After our first day of foraging, I put these berries in a bowl and crushed them.  We found a few oregon grape berries and mixed them in. I added salt, honey, and olive oil and mixed the berries with lettuce leaves. 

This, my first task, is a simple act of picking dinner from the undergrowth.  Somehow, it is enthralling. 

In Oregon, the coastal strip and its coastal mountain range run the entire length of the state; and coastal Indians in Oregon; regardless of tribe, were interconnected by common ancestry, custom, lifestyle and geography.  Some of these tribe names: the Tillamook or the Siuslaw, are familiar to many of us.  The Siletz, the Alsea, the Coos and the Coquille tribes may be less familiar.

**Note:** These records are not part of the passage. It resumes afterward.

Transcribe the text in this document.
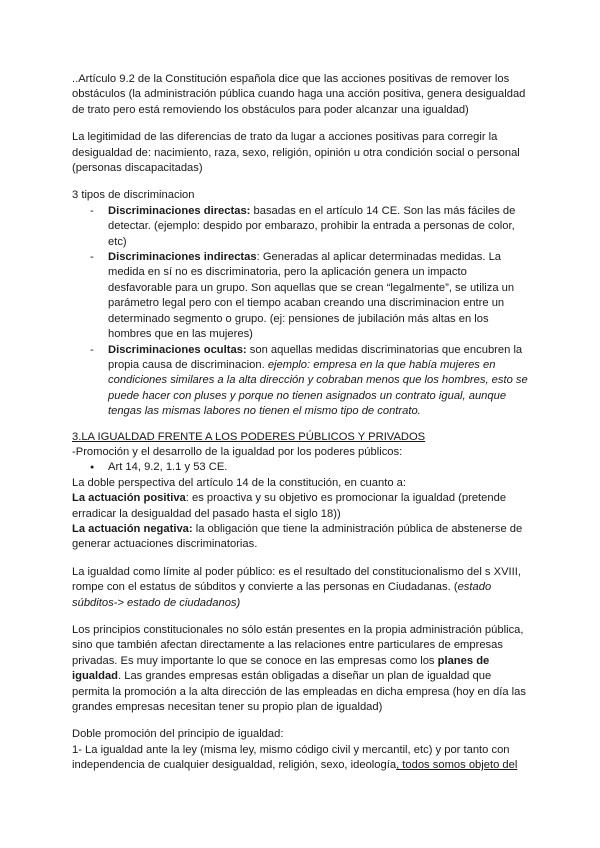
..Artículo 9.2 de la Constitución española dice que las acciones positivas de remover los obstáculos (la administración pública cuando haga una acción positiva, genera desigualdad de trato pero está removiendo los obstáculos para poder alcanzar una igualdad)

La legitimidad de las diferencias de trato da lugar a acciones positivas para corregir la desigualdad de: nacimiento, raza, sexo, religión, opinión u otra condición social o personal (personas discapacitadas)

3 tipos de discriminacion

- Discriminaciones directas: basadas en el artículo 14 CE. Son las más fáciles de detectar. (ejemplo: despido por embarazo, prohibir la entrada a personas de color, etc)
- Discriminaciones indirectas: Generadas al aplicar determinadas medidas. La medida en sí no es discriminatoria, pero la aplicación genera un impacto desfavorable para un grupo. Son aquellas que se crean “legalmente”, se utiliza un parámetro legal pero con el tiempo acaban creando una discriminacion entre un determinado segmento o grupo. (ej: pensiones de jubilación más altas en los hombres que en las mujeres)
- Discriminaciones ocultas: son aquellas medidas discriminatorias que encubren la propia causa de discriminacion. ejemplo: empresa en la que había mujeres en condiciones similares a la alta dirección y cobraban menos que los hombres, esto se puede hacer con pluses y porque no tienen asignados un contrato igual, aunque tengas las mismas labores no tienen el mismo tipo de contrato.

3.LA IGUALDAD FRENTE A LOS PODERES PÚBLICOS Y PRIVADOS

-Promoción y el desarrollo de la igualdad por los poderes públicos:

● Art 14, 9.2, 1.1 y 53 CE.

La doble perspectiva del artículo 14 de la constitución, en cuanto a:

La actuación positiva: es proactiva y su objetivo es promocionar la igualdad (pretende erradicar la desigualdad del pasado hasta el siglo 18))

La actuación negativa: la obligación que tiene la administración pública de abstenerse de generar actuaciones discriminatorias.

La igualdad como límite al poder público: es el resultado del constitucionalismo del s XVIII, rompe con el estatus de súbditos y convierte a las personas en Ciudadanas. (estado súbditos-> estado de ciudadanos)

Los principios constitucionales no sólo están presentes en la propia administración pública, sino que también afectan directamente a las relaciones entre particulares de empresas privadas. Es muy importante lo que se conoce en las empresas como los planes de igualdad. Las grandes empresas están obligadas a diseñar un plan de igualdad que permita la promoción a la alta dirección de las empleadas en dicha empresa (hoy en día las grandes empresas necesitan tener su propio plan de igualdad)

Doble promoción del principio de igualdad:

1- La igualdad ante la ley (misma ley, mismo código civil y mercantil, etc) y por tanto con independencia de cualquier desigualdad, religión, sexo, ideología, todos somos objeto del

Fruits like salal and huckleberry would not have been foreign to Indians paddling south from Alaska, British Columbia and Washington.  I was surprised to learn that the flora of the Pacific Northwest coast is almost identical along its long spine north – Oregon coastal Indians’ foraging habits, then, may be representative of the habits of the Americas’ first inhabitants.

I was thinking about this a few years ago, when I was hiking on the Oregon Coast.

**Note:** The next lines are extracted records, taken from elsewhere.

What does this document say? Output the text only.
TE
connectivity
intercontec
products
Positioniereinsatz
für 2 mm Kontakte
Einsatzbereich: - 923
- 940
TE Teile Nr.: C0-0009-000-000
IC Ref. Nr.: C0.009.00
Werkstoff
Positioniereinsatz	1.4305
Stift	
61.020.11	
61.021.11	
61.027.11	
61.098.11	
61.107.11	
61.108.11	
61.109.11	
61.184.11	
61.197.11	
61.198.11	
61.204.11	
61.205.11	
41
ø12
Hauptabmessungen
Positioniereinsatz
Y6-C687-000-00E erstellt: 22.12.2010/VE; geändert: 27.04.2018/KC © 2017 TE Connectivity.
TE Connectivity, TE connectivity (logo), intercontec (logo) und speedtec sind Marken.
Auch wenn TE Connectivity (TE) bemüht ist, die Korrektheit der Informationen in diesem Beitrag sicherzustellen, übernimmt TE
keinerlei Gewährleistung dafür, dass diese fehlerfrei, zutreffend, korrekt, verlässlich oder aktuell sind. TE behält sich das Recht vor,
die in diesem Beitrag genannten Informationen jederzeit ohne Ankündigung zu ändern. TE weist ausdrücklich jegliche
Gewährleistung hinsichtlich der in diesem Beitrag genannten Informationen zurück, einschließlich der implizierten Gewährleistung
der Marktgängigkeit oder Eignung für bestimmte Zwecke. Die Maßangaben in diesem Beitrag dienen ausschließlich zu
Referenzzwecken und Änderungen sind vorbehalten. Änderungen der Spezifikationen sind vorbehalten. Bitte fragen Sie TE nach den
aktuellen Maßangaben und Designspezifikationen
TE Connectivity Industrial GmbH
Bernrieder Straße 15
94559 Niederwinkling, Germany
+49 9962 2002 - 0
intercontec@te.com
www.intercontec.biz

Millions of by-the-wind sailors (Vellela vellela) had washed up on that lonely Pacific shore in Southern Oregon. 

It was no phenomenon; these blue and purple jellyfish evolved sails, which they use to ride the high seas.  Most by-the-wind jellyfish on this part of the Pacific have right-leaning sails because of the prevailing northerly winds of the Pacific coast.  They ride constantly on-tack at sea, except for days like that, when their fixed sails spell their doom by the millions.

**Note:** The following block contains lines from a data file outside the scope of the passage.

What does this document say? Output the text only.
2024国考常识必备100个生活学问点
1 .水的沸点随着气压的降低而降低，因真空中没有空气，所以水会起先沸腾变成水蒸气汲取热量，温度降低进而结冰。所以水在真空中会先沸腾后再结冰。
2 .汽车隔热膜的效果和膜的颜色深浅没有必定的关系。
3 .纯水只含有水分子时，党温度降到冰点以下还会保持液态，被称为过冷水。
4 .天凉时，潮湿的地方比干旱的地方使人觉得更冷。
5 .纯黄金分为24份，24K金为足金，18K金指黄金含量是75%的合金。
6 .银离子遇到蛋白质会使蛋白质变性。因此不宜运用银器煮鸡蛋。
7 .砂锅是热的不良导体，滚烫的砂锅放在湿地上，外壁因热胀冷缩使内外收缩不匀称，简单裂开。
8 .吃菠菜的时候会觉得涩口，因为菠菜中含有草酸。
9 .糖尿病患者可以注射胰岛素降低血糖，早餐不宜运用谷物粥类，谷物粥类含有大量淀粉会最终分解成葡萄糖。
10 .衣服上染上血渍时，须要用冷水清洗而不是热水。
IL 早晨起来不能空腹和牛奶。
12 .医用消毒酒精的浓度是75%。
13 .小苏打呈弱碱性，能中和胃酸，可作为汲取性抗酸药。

Their carcasses crunch under my feet.  Beaches in this part of the country are often empty – if you don’t count the by-the-wind sailors.  And the dead whale.

Well actually, there is a lot more here than just me and the dead jellyfish, and this giant dead whale.  There is breakfast, lunch, and dinner. For at least 11,000 years before Spanish ships and French fur traders, this coast was both home and kitchen. 

I circled the dead whale, whose blubber has bronzed with time.  I could not tell for sure what this huge animal was, but I guessed it was a juvenile gray whale.  Having been born in Baja a few years ago, it was en route on its sophomore foray to the Arctic.